Die bis eben noch schlaff hängenden Segel begannen zu schlagen. Aber die Brise reichte nicht, um das Tuch wirklich zu füllen. Es blieb bei einem kurzen Zwischenspiel.
Die fernen Geschütze verstummten. Da der Nebel alle Geräusche verzerrte, war es ohnehin unmöglich gewesen, die genaue Richtung zu bestimmen.
César Garcia begann eine unruhige Wanderung wie ein gefangenes Tier im Käfig. Seine Haltung erinnerte an eine sprungbereite Raubkatze.
„Culverinen auf dem Batteriedeck klar zum Ausrennen! Kanonen und Drehbassen auf den Oberdecks feuerbereit!“ meldeten endlich die Stückmeister.
Der Kapitän starrte wortlos in den Nebel, als könne er die wogenden Schwaden allein durch die Kraft seines Geistes vertreiben. Ein harter Zug lag um seine Mundwinkel.
Wie lange er dastand und die unbewegte Wasserfläche fixierte, vermochte er später nicht zu sagen. Er schreckte erst auf, als ein Ruf aus dem Großmars erklang.
„Der Nebel weicht zurück!“
An Deck war davon noch nichts zu merken, die Suppe war so dicht wie zuvor. Aber dann fegte eine steife Brise aus Süd heran und wirbelte den Dunst durcheinander.
Die Segel killten, bis sie endlich dichtgeholt wurden. Die „Aguila“ nahm Fahrt auf, und diesmal hielt der Wind an. Ausgeprägte Wellen entstanden, vereinzelt wirbelte sogar Gischt über das Schanzkleid.
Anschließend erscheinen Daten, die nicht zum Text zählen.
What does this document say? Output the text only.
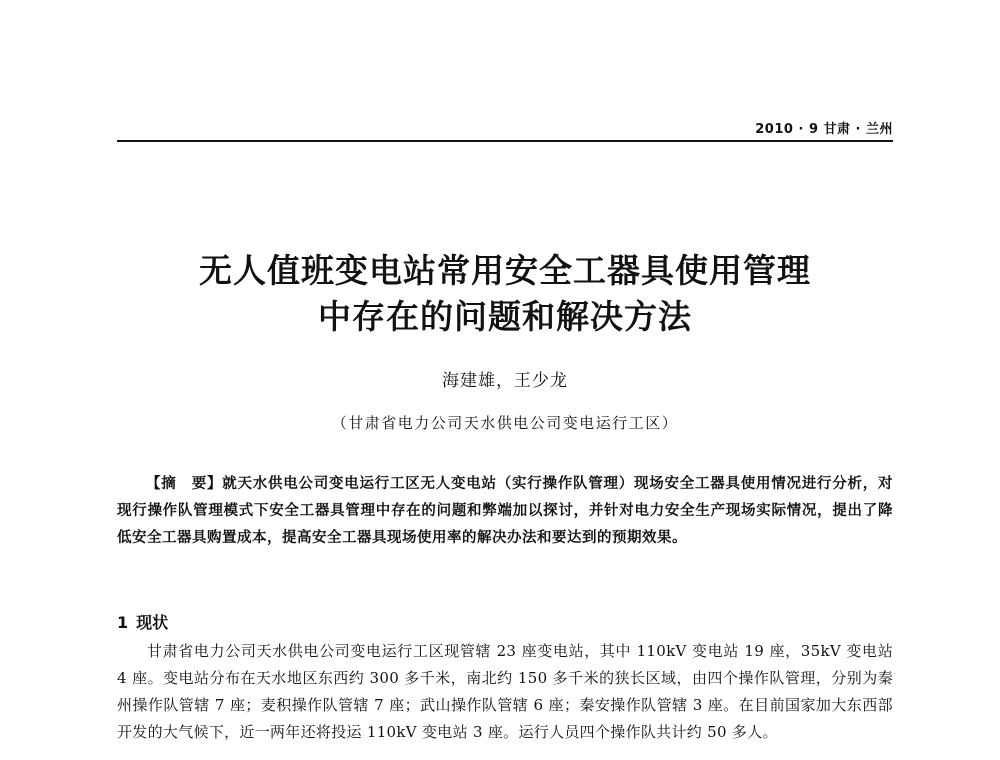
2010 · 9 甘肃 · 兰州
无人值班变电站常用安全工器具使用管理
中存在的问题和解决方法
海建雄，王少龙
（甘肃省电力公司天水供电公司变电运行工区）
【摘　要】就天水供电公司变电运行工区无人变电站（实行操作队管理）现场安全工器具使用情况进行分析，对现行操作队管理模式下安全工器具管理中存在的问题和弊端加以探讨，并针对电力安全生产现场实际情况，提出了降低安全工器具购置成本，提高安全工器具现场使用率的解决办法和要达到的预期效果。
1 现状
甘肃省电力公司天水供电公司变电运行工区现管辖 23 座变电站，其中 110kV 变电站 19 座，35kV 变电站 4 座。变电站分布在天水地区东西约 300 多千米，南北约 150 多千米的狭长区域，由四个操作队管理，分别为秦州操作队管辖 7 座；麦积操作队管辖 7 座；武山操作队管辖 6 座；秦安操作队管辖 3 座。在目前国家加大东西部开发的大气候下，近一两年还将投运 110kV 变电站 3 座。运行人员四个操作队共计约 50 多人。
„Die Boote einholen!“ befahl Garcia. „Wir dürfen keine Zeit verlieren.“
Der Erste gab den Befehl weiter. Eine der Jollen ging da schon längsseits. Decksleute hatten die Schlepptaue losgeworfen und schlugen die Blöcke an.
Unter Vollzeug durchpflügte die „Aguila“ danach die aufgewühlte See und die letzten verwehenden Dunstschleier. Majestätisch tauchte der Bug des Viermasters in die Wogen ein.
Die mittlerweile hoch stehende Sonne überschüttete das Meer mit einem seltsam hellen, gleißenden Schein. César Garcia erkannte, daß die Wetterbesserung bestenfalls einige Stunden anhalten würde. Anschließend waren Sturm und Regen angesagt.
An Steuerbord zeichnete sich die Küstenlinie ab. Üppige Vegetation, aber auch nackte, schroffe Felsen bestimmten das Bild. Das nächste Fischerdorf lag weit entfernt.
„Rauchschwaden voraus!“ erklang es aus dem Großmars. „Ungefähr zwei Meilen.“
Vergeblich blickte Garcia in die angegebene Richtung. Sogar das Spektiv erwies sich als wenig hilfreich, denn die grellen Sonnenreflexe blendeten. Offenbar hatte der Ausguck den besseren Blickwinkel.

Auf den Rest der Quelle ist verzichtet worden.